Gregori Volokhine, president of Meeschaert Capital markets, said the 148-year-old firm "must be reinvented."

Goldman reported an unprecedented 40 percent plunge in revenues for trading in fixed income, commodities and currencies (FICC) in the second quarter, a performance that lagged that of rivals JPMorgan Chase and Morgan Stanley.

FICC has long been a key profit center at Goldman and helped launch the rise of top brass such as chief executive LLoyd Blankfein, president and co-chief operating officer Harvey Schwartz and chief financial officer Martin Chavez.

But since the 2008 financial crisis, the role of trading desks has eroded as powerful automated trading algorithms have gobbled up more transactions and as more investors have embraced exchange traded funds which have lower costs.

And competitors like Morgan Stanley slashed jobs in that business two years ago.

This trend also has been encouraged by tougher regulations on speculative activities, especially the Volcker rule which restricts proprietary trading.

Around 70 percent of volumes on the New York Stock Exchange now are on automated trading systems, Volokhine noted.

Analysts are eager to hear how Goldman plans to right the ship, and Schwartz is scheduled to address investors at a conference next week hosted by rival bank Barclays.

Bove wants the firm to acknowledge that many high-risk transactions that once boosted results are no longer bankable and it sees new opportunities ahead.

"Hopefully," Schwartz will say that Goldman is going to be "doing more trading with Procter & Gamble and less trading with XYZ hedge fund and that this quarter was a lousy one," Bove said.

- Surprise slump -

So far, Goldman Sachs has argued that trading remains a viable business, which will pick up in times of market volatility.

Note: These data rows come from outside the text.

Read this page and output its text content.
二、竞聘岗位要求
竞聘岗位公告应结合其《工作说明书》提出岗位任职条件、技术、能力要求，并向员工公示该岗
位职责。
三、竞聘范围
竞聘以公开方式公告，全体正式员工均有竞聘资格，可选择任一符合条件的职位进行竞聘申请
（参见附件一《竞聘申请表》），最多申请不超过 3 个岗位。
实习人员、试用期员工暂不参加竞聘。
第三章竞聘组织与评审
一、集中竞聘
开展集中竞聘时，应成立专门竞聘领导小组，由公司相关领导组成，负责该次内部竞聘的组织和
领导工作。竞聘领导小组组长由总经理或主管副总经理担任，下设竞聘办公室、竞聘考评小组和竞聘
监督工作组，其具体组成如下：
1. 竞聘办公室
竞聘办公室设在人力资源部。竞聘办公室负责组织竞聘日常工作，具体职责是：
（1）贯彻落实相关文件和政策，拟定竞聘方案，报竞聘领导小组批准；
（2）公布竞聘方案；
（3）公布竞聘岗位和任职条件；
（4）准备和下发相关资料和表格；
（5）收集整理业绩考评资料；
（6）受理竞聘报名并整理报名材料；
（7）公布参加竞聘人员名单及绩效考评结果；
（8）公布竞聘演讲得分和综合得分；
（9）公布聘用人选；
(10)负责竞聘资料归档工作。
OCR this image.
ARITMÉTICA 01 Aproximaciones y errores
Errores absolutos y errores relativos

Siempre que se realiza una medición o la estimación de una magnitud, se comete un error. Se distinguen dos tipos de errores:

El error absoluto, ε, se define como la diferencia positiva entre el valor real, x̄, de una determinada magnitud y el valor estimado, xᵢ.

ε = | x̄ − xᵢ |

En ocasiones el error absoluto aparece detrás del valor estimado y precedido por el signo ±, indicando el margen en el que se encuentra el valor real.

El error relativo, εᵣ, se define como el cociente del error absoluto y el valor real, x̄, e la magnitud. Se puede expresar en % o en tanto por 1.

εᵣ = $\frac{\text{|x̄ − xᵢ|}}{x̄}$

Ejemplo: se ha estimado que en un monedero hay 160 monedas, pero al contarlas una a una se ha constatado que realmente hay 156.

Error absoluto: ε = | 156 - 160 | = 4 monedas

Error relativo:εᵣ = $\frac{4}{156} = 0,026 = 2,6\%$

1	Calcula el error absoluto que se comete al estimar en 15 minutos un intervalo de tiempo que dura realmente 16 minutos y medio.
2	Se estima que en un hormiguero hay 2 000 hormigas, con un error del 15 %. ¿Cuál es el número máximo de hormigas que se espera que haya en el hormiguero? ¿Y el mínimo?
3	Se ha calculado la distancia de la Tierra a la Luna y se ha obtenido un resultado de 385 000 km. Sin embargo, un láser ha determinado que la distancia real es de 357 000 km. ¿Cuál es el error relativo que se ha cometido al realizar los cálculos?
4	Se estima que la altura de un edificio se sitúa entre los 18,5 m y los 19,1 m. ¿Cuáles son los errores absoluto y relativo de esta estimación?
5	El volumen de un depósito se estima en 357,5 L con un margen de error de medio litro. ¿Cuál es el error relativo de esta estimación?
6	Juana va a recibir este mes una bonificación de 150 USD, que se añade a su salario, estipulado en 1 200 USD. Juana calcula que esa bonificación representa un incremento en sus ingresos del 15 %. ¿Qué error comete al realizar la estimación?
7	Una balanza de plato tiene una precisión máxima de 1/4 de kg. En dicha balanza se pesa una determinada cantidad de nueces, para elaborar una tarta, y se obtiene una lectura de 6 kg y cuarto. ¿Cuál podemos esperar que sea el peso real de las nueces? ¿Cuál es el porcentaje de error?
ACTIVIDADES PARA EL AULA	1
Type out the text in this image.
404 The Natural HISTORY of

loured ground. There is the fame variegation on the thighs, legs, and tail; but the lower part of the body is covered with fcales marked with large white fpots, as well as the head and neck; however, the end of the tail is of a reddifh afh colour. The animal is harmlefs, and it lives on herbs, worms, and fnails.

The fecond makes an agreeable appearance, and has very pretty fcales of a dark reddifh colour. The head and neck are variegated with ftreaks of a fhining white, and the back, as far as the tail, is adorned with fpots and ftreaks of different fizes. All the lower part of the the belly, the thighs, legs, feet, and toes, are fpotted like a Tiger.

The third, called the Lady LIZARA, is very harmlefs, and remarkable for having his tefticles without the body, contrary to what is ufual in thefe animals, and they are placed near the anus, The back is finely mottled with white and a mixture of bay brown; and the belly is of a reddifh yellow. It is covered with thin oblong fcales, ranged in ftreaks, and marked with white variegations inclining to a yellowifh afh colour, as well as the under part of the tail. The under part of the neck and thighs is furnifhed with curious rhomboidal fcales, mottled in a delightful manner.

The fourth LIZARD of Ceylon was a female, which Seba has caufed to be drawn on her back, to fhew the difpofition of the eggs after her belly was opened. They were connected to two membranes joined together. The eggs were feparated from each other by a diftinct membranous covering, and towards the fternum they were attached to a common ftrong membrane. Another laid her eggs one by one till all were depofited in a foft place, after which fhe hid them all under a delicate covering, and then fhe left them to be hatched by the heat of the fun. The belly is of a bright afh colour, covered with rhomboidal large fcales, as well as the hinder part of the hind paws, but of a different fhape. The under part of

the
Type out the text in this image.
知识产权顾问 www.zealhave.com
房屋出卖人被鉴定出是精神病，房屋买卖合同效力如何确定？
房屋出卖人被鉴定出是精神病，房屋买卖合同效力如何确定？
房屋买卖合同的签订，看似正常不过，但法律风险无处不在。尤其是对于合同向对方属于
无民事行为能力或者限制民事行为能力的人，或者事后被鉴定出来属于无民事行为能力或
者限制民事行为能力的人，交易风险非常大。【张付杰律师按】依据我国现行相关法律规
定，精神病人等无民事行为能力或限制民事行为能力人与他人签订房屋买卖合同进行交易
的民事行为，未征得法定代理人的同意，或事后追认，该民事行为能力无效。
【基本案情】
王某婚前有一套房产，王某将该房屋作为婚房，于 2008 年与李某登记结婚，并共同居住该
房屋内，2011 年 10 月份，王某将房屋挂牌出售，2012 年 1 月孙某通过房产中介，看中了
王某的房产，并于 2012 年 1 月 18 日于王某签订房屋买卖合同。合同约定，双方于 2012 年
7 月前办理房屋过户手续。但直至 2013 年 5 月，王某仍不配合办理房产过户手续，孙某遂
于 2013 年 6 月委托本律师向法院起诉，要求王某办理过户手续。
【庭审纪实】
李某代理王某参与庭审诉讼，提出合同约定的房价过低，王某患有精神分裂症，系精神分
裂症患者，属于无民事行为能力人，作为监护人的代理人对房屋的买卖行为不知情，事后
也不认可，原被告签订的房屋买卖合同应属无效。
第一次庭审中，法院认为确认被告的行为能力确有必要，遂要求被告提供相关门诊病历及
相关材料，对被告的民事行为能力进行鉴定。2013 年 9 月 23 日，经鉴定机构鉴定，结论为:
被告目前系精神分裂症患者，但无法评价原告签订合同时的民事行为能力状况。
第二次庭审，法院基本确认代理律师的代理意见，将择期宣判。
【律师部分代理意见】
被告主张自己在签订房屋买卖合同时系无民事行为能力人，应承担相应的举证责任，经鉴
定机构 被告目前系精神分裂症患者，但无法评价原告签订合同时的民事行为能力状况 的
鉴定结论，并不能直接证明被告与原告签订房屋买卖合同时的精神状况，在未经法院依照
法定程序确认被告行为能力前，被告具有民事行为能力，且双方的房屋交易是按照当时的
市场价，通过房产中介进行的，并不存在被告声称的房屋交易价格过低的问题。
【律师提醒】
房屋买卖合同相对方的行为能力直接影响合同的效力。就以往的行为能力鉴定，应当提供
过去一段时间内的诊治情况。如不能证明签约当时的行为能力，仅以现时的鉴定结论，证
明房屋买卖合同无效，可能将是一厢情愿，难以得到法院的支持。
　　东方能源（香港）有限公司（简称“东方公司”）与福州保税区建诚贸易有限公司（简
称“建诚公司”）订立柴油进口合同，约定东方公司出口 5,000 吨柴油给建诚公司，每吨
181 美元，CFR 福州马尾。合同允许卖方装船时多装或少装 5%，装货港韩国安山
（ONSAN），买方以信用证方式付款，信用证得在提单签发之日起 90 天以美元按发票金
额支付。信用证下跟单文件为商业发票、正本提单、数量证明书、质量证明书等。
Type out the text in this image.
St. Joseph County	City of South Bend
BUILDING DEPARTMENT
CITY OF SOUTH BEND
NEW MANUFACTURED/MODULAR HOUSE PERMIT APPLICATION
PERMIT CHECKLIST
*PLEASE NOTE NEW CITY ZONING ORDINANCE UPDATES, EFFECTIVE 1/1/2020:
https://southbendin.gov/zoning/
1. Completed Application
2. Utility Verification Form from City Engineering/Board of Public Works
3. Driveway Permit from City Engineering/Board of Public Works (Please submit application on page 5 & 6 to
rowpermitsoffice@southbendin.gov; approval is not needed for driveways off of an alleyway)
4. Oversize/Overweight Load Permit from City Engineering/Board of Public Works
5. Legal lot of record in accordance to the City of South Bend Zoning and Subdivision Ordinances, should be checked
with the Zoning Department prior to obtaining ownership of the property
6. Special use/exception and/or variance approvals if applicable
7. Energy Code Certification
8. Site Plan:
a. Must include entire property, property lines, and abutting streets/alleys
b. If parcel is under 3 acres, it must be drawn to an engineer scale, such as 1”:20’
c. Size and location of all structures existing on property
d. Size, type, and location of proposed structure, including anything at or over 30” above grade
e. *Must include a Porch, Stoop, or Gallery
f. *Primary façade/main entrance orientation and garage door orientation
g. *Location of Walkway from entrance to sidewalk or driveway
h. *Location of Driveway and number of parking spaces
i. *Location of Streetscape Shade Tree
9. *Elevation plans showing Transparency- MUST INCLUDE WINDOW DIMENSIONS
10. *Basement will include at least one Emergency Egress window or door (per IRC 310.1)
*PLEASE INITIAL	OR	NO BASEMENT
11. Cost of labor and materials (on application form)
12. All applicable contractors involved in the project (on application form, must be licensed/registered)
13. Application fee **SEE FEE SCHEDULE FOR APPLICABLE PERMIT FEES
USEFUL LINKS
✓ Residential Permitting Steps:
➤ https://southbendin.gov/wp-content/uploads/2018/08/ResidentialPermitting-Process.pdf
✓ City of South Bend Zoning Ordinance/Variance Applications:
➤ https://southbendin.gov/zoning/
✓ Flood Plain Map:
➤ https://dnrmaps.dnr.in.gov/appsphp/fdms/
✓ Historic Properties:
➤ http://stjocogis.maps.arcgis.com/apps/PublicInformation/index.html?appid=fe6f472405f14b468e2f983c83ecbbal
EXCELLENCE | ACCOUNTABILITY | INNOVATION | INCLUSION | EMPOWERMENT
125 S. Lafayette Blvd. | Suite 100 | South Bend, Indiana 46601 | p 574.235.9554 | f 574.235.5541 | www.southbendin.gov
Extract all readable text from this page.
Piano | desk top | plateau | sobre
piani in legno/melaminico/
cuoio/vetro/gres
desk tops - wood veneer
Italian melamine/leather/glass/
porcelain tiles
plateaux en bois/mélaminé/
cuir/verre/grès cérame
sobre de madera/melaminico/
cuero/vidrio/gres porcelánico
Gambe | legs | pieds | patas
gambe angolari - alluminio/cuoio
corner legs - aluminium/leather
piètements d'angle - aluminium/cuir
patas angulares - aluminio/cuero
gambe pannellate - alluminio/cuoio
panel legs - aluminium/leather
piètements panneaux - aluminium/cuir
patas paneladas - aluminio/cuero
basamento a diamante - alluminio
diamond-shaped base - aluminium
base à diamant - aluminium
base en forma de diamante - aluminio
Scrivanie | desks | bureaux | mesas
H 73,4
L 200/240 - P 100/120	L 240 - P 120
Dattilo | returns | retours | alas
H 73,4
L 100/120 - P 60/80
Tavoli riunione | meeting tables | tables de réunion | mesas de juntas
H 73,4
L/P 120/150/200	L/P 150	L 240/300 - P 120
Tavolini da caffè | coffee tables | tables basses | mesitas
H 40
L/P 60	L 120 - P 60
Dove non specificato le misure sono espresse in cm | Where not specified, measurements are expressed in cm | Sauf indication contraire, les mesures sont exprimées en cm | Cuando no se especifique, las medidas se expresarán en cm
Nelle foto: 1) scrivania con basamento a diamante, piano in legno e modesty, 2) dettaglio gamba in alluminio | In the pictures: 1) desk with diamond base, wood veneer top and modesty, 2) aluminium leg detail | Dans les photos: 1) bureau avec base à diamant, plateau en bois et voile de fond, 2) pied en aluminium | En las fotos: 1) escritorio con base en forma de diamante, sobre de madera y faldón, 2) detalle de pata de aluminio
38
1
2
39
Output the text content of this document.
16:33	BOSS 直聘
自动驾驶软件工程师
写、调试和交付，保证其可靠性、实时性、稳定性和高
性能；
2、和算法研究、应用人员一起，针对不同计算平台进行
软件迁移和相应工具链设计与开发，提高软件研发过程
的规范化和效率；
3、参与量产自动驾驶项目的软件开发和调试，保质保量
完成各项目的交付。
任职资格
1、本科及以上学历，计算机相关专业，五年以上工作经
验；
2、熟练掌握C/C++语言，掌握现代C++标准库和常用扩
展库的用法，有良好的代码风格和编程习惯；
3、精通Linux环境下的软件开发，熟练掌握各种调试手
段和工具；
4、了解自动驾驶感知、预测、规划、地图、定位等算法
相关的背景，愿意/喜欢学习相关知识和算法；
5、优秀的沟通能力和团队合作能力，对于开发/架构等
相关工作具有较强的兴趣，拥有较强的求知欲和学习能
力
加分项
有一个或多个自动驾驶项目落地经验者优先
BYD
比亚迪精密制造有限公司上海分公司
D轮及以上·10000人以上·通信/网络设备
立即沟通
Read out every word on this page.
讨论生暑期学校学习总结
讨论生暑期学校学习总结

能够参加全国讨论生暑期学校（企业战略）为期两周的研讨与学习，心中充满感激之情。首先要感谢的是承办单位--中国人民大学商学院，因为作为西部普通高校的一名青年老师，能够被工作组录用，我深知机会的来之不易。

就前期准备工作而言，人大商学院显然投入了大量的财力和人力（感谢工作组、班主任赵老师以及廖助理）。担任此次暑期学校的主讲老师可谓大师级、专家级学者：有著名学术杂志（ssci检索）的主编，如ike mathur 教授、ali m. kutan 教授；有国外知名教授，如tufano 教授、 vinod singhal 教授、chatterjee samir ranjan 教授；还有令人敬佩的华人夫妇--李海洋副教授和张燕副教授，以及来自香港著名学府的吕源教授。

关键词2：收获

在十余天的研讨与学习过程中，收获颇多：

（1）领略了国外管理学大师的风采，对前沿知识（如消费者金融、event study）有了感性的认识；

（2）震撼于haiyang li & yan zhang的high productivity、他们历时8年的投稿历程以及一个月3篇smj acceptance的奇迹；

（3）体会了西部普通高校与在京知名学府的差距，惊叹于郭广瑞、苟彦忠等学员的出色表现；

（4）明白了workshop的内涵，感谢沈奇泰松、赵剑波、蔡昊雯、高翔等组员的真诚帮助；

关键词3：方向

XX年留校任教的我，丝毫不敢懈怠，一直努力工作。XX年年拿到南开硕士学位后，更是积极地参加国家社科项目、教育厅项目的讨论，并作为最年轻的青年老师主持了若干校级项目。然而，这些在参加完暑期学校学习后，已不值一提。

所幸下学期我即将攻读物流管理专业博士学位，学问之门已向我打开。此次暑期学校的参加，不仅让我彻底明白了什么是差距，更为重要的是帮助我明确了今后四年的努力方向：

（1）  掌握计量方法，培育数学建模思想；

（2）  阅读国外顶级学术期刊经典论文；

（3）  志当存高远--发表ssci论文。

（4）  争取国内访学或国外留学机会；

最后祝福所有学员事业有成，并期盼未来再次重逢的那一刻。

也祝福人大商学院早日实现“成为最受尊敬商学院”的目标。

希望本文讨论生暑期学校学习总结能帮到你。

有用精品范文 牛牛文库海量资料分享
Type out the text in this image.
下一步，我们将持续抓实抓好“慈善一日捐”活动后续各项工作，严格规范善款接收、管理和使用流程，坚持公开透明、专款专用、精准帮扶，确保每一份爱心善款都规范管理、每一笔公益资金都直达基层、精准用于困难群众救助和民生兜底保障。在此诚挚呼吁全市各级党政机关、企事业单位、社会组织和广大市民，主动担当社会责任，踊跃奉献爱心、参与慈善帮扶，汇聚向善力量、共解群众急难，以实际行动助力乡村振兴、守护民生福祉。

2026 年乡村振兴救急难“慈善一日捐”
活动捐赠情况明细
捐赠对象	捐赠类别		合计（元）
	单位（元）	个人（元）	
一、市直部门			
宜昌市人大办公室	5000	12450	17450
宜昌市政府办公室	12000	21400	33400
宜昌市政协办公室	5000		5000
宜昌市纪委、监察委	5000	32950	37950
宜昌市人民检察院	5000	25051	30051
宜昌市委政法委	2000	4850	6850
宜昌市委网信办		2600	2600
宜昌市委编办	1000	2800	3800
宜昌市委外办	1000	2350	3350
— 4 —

The company also said business should be boosted by deregulatory moves by President Donald Trump's administration.

CEO Blankfein has spoken of opportunities to serve as a "full-service" bank, but acknowledged in an interview last month: "We underperformed. We know what we have to do it and we're doing it."

Still, he said, "we have a good reputation for resiliency and adaptation."

Bove said Goldman should shift to more conventional lending, an area it has begun to embrace with the creation of GS Bank, which has savings accounts, and Marcus, an online lending program.

And Goldman should consider acquisitions of smaller lenders.

"The place where financial companies make money is loans," Bove said.